Background
While the past decades have seen an explosion of innovation in immunotherapies, most have failed in their clinical studies. One of the barriers encountered across these trials is that despite demonstrated cytoxicity, tumor immune evasion renders these treatments ineffective.
Glioblastoma (GBM) is one of these tumors where experimental immunotherapeutics have continued to fail. The median survival of GBM remains at 15 months with the primary treatment being surgical resection, radiation, and chemotherapeutic over the past decade. To breach this stalemate, we require new therapeutics that both can target tumor immune evasion and can balance efficacy with toxicity.
Our lab previously developed a subcutaneous autologous tumor vaccine utilizing a phagocytosis-stimulating ligand mannan anchored to irradiated (IR) tumor cells with the adjuvants toll-like receptor (TLR) agonists and immunostimulant anti-CD40 antibody (collectively abbreviated as MBTA). This regime allowed recognition of tumors resulting in a coordinated innate and adaptive immune response in both prophylactic and therapeutic studies with colon carcinoma, breast tumor, and GBM mouse models. The aim of our study was to generate a dendritic cell (DC) vaccine utilizing this strategy.
Methods
To assess if MBTA anchored GBM cells could mature DCs in-vitro, we harvested bone-marrow DCs (BMDCs) from mice and co-cultured them with MBTA GBM cells for 24 hours. Analysis was performed by flow cytometry and ELISA to confirm maturation markers and DC phenotype. To assess if MBTA DCs could protect against tumor metastasis, we utilized a melanoma (B16) prophylactic model by vaccinating mice 1 week before tail vein melanoma challenge.
Results
We found robust up-regulation of co-stimulatory molecules CD40, CD80 and CD86 and preferential upregulation of MHCI in the MBTA group with ELISA analysis demonstrating MBTA DCs significantly upregulated Type 1 cytokines (TNFa and IL-6) and limited regulatory cytokine (IL-10) secretion across GBM cell lines.

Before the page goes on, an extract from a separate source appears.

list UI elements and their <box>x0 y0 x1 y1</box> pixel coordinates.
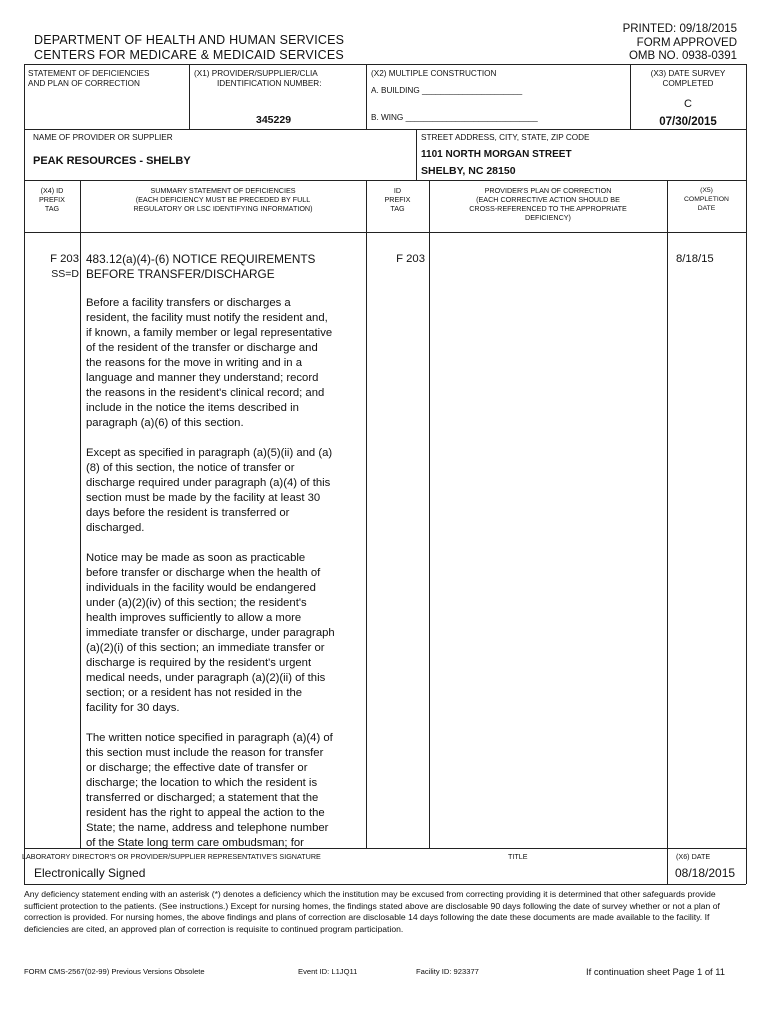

Mice vaccinated with MBTA DCs had a significant decrease in lung metastasis compared to controls with lung immunohistochemistry demonstrating robust perivascular lymphocytic infiltration. Currently, we are working on demonstrating this efficacy in a glioblastoma model.
Conclusions
Collectively our results demonstrate that MBTA is an effective strategy to mature and load tumor antigens onto DCs ex-vivo. It has efficacy as a DC vaccine to prevent melanoma metastasis and potential as a glioblastoma DC vaccine.
Acknowledgements
The authors acknowledge the NCI-CCR affiliated staff for their assistance with animal housing and the NCI CCR Flow Cytometry Core Members for their expertise in flow cytometry
Ethics Approval
The National Cancer Institute (NCI) Animal Use and Care Committees approved the present study under NOB-010 and NOB-016.